Particolarmente spettacolare è la realizzazione di una eclisse solare artificiale, durante il quale è l’Apollo che fa da disco di occultazione del Sole, mentre l’equipaggio della Soyuz effettua osservazioni della nostra stella scattando foto della corona solare. I cinque trovano anche il tempo di partecipare in collegamento TV ad una conferenza stampa “spazio-Terra” della durata di trenta minuti con alcuni giornalisti americani e russi che dalle basi a terra di Houston e Mosca seguono lo sviluppo della missione.
Due giorni dopo, il 19 luglio, i due equipaggi si congedano. Sono le 17:26 ora italiana: sbloccato il meccanismo di aggancio, le due navicelle prendono le rispettive strade del ritorno. “Missione compiuta”, comunica il comandante della Soyuz 19 Leonov allontanandosi dall’Apollo. “Bello spettacolo, Soyuz”, gli fa eco il veterano dello spazio Thomas Stafford.
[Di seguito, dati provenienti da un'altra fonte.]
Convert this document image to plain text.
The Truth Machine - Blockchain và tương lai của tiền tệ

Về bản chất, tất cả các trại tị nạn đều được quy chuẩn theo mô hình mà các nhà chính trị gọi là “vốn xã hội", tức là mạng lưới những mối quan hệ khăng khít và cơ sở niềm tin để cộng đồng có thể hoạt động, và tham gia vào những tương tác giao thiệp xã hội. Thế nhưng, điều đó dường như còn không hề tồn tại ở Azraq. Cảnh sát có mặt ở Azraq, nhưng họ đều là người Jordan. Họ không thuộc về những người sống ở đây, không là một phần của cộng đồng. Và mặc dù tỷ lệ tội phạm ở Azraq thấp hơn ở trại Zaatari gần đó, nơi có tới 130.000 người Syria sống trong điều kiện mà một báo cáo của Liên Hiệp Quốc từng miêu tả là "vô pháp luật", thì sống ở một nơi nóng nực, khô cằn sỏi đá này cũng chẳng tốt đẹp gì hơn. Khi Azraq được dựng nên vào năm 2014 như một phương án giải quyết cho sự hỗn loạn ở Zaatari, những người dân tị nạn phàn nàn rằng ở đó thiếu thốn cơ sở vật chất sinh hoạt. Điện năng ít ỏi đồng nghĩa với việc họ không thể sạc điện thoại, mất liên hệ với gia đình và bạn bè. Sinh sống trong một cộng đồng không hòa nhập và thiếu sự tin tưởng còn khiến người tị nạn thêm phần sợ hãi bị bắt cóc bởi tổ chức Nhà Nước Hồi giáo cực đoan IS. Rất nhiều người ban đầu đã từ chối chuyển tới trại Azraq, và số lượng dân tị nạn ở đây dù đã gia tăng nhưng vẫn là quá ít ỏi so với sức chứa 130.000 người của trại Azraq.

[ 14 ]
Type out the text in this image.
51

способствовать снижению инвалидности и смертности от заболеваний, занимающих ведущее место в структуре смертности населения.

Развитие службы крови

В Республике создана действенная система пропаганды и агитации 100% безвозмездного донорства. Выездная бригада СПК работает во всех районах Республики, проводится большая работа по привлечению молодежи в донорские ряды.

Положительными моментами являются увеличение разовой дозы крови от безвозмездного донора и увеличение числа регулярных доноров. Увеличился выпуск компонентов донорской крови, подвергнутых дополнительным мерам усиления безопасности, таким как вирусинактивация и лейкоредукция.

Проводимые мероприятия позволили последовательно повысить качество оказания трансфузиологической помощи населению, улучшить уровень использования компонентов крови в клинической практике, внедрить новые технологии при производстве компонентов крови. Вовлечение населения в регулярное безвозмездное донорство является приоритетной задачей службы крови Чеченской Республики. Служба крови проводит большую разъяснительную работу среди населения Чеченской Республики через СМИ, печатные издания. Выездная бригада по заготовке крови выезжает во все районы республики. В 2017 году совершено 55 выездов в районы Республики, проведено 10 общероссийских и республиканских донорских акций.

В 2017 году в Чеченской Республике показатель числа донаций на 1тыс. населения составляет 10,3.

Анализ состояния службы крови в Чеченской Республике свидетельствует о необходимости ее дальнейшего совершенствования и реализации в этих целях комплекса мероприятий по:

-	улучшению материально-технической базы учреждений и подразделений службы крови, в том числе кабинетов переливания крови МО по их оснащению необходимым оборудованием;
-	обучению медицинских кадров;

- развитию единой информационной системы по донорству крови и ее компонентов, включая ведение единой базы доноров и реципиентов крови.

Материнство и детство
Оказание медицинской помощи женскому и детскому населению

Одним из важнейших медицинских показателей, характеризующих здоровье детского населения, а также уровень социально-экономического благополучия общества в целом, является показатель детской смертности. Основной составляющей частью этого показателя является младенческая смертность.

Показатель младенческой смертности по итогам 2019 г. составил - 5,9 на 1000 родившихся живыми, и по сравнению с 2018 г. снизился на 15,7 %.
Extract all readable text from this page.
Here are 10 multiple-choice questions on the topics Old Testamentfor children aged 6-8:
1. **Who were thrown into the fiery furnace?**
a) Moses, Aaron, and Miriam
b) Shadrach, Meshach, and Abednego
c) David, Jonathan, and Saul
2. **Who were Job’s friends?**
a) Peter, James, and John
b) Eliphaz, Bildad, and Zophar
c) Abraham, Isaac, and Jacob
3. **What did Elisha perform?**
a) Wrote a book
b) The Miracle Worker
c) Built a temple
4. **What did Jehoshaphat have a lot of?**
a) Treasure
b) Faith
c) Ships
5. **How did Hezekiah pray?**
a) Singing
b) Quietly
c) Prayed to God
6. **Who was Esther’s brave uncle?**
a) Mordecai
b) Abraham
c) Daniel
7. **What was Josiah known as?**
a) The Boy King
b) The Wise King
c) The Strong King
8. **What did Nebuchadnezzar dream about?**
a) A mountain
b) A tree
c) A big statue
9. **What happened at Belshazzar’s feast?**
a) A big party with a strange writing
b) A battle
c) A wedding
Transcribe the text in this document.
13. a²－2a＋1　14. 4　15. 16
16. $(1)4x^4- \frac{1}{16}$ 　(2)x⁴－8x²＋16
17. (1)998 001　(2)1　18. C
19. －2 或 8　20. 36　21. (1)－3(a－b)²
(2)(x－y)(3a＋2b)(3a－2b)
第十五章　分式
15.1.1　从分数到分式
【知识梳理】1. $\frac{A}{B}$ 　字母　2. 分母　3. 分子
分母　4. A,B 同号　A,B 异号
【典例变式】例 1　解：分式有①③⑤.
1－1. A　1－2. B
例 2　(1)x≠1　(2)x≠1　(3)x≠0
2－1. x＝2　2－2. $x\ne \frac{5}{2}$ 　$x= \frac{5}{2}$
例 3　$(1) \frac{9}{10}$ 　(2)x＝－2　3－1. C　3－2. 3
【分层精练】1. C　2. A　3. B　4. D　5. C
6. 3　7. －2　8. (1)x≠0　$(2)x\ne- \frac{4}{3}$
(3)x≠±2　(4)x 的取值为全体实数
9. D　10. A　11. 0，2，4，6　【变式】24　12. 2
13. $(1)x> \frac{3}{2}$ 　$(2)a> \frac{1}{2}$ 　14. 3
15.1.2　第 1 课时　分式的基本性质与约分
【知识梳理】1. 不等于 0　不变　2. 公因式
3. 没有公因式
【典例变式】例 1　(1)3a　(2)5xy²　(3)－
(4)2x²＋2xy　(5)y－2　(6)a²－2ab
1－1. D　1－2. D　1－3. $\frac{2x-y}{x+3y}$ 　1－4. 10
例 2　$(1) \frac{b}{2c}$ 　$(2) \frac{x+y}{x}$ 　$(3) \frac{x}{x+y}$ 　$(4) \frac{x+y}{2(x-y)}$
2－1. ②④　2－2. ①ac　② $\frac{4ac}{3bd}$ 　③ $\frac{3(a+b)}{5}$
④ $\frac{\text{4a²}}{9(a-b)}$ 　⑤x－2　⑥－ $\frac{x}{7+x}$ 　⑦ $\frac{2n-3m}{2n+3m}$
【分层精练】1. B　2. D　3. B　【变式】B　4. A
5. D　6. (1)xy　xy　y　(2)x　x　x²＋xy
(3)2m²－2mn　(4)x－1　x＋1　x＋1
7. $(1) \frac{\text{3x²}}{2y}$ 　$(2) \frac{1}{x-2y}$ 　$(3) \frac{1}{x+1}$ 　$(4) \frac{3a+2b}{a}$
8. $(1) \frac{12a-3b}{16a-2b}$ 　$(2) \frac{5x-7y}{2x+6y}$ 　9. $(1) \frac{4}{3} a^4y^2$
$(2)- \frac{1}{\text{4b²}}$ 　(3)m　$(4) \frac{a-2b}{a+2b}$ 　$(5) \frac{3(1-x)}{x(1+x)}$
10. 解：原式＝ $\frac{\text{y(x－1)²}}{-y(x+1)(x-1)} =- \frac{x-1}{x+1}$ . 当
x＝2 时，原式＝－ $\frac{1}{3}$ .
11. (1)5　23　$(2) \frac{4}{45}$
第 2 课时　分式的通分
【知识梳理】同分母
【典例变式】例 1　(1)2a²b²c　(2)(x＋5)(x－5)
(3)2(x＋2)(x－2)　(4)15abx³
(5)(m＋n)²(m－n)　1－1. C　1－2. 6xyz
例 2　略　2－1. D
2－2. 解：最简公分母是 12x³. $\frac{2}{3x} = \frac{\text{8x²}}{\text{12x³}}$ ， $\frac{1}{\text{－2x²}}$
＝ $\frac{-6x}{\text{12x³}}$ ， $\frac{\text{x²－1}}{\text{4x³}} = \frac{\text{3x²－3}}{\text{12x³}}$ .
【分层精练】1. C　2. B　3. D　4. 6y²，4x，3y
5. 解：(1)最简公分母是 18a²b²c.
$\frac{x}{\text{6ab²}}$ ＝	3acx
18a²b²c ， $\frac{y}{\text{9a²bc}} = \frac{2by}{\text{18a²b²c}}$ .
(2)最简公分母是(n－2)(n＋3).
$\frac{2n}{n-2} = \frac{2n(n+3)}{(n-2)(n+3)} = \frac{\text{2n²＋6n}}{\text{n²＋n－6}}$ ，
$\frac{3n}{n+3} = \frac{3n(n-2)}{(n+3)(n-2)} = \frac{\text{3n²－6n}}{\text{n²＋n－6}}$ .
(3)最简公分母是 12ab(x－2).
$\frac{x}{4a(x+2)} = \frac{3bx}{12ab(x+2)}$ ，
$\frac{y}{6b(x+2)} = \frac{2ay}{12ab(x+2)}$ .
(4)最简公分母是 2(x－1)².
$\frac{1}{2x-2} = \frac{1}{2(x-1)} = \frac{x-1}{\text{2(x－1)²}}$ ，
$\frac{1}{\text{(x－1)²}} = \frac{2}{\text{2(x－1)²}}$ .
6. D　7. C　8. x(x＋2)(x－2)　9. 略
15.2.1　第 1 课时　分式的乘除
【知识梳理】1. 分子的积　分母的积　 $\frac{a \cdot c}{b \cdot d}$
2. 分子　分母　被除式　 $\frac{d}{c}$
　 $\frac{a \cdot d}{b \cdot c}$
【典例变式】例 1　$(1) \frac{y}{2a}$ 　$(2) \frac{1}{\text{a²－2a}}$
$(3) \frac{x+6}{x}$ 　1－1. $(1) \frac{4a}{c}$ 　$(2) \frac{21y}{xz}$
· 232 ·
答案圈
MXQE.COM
La navicella russa rientra sulla Terra, per la prima volta nella storia dei voli spaziali sovietici in diretta televisiva, il 21 luglio atterrando nelle steppe del Kazakhstan. L’Apollo invece continua ad inanellare giri intorno al nostro pianeta ancora per altri tre giorni: ultimo viaggio del glorioso “vascello” che ha portato ventiquattro americani verso la Luna, dodici dei quali vi hanno camminato, esplorandola e riportando sulla Terra più di trecento chilogrammi di suolo selenico.

La missione ASTP è un volo congiunto svolto nel miglior modo possibile, anche se nel finale, durante il rientro della navicella Apollo viene evitata per poco una tragedia che sarebbe potuta costare la vita ai tre astronauti americani.
Poco dopo aver effettuato la manovra di ingresso nell’atmosfera, dei gas tossici penetrano dal circuito di ventilazione all’interno della cabina a causa di una valvola degli RCS (Reaction control system, serie di propulsori grandi e piccoli per il controllo dell’assetto) probabilmente aperta per errore da uno dei tre astronauti; inoltre anche i paracadute principali non si aprono automaticamente, richiedendo l’intervento per lo spiegamento manuale da parte di Brand.
In conseguenza di ciò, l’ammaraggio nell’Oceano Pacifico avviene abbastanza violento, capovolgendo la capsula. È Brand che nuovamente interviene azionando il congegno che raddrizza in maniera corretta l’Apollo prima di perdere i sensi. Prontamente il comandante Stafford riesce a fare indossare all’astronauta svenuto una maschera di ossigeno e ad aprire il portellone della navicella, facendo defluire all’esterno i gas tossici e facendo entrare all’interno della cabina la fresca aria marina del Pacifico. Tutto è bene quel che finisce bene, dunque, anche se Stafford, Slayton e Brand rimarranno per circa due settimane in ospedale per osservazioni.
Lo storico volo congiunto dell’ASTP, nonostante il successo e la promessa di continuare la cooperazione tra le due superpotenze, non ebbe un seguito immediato, anche a causa dell’invasione sovietica dell’Afghanistan. Bisognerà attendere il febbraio del 1994, tre anni dopo la caduta dell’Unione Sovietica, per vedere un cosmonauta russo viaggiare insieme ad astronauti della NASA (Sergei Krikalyov, nella missione della navetta Discovery STS-60), e venti anni esatti, nel giugno 1995, per vedere di nuovo un veicolo della NASA, lo Shuttle Atlantis (STS-71), attraccare alla stazione orbitale russa MIR nell’ambito del programma russo-americano Shuttle-Mir.